Apple Pay will be launched in Finland, Sweden, Denmark and the United Arab Emirates by the end of this year, Apple’s CFO Luca Maestri revealed on Tuesday last week. The announcement was made in passing between reports on the company’s third quarter financial results. Specific dates for release and names of cooperating banks are yet to be released.
Approximately three years ago, the United States became the first country to allow payments with Apple Pay, and since then several other countries and regions have followed lead. Soon thousands of residents in Finland might also be able to pay for purchases with their Apple device. In essence, Apple Pay works like your contactless bankcard, but instead of using a plastic credit or debit card you pay with your mobile phone and use either your fingerprint or a passcode to verify the payment.
Apple Pay uses digital wallet technology, which allows users to link their bank account directly to their Apple device. While this technology is already available to many Android users through mobile applications such as Nordea Pay and OP Pivo, the launch of Apple Pay will, for the first time, allow iPhone and Apple Watch users with Finnish bank accounts to complete in-store payments with their devices.

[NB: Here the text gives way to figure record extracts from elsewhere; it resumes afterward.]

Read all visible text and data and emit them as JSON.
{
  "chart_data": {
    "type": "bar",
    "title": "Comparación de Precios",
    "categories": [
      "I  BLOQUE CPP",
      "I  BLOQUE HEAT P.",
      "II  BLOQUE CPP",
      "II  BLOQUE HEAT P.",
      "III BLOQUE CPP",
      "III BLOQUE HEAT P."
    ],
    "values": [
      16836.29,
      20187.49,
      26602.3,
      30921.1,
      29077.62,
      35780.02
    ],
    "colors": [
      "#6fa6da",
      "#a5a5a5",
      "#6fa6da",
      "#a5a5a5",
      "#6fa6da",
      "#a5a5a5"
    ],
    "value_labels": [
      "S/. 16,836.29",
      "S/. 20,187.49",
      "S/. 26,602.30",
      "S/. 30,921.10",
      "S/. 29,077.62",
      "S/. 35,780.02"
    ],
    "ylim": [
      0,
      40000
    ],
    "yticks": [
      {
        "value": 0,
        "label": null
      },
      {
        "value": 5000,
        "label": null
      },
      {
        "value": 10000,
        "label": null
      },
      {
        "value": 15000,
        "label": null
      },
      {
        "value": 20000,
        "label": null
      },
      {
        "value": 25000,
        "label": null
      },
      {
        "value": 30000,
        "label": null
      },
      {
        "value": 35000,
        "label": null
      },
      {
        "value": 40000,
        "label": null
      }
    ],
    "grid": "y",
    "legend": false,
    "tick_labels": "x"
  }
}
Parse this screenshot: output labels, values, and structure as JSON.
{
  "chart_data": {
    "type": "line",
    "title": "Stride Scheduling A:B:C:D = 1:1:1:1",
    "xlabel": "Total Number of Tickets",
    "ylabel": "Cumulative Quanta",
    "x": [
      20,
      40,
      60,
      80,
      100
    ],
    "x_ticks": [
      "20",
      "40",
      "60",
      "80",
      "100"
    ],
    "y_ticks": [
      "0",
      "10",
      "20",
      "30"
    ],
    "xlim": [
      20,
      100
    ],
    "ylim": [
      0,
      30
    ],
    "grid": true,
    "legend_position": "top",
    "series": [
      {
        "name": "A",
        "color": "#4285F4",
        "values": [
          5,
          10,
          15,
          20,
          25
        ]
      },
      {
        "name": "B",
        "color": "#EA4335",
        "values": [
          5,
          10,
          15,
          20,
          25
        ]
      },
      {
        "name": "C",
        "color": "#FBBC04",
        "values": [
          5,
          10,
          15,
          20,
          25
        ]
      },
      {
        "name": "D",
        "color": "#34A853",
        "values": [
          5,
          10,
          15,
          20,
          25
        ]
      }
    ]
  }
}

Most countries and regions where Apple Pay is available sport different regulations for its usage. Some require a PIN-code for purchases over a specific price, while others do not allow payments with Apple Pay after certain thresholds. While the specific regulations in Finland are yet to be revealed, the payment limit for Apple Pay is likely to be comparable to the national 25EUR threshold that is currently in place for contactless payments. Yet, regulations everywhere might well be subject to change; in the UK, for example, a majority of retailers are now accepting limitless payments with Apple Pay despite a national limit of 30GBP for contactless transactions.
When using Apple Pay, you are not paying more than you would if paying with any contactless debit or credit card. Instead of having the customer pay an extra fee, Apple derives a small percentage of the profit made through the interchange fees levied by the debit and credit card issuers on retailers. Once Apple reaches a deal with banks about adopting Apple Pay, all merchants with a payment terminal that supports near field communication technology and thus contactless payments can accept transactions via Apple Pay.
A study by Juniper Research estimates that Apple Pay will reach 86 million users by the end of this year. This means that Apple Pay will make up approximately 57 per cent of the overall market for digital wallets. As for Finland, it is yet to be seen whether Apple Pay will be a success story. Its success will partly depend on what the payment ceilings for in-store purchasing with Apple Pay are going to be. Until payments are unlimited, the dream of a wholly digital wallet remains restricted.
Kauppalehti was the first Finnish media outlet to report on the potential launch of Apple Pay in Finland.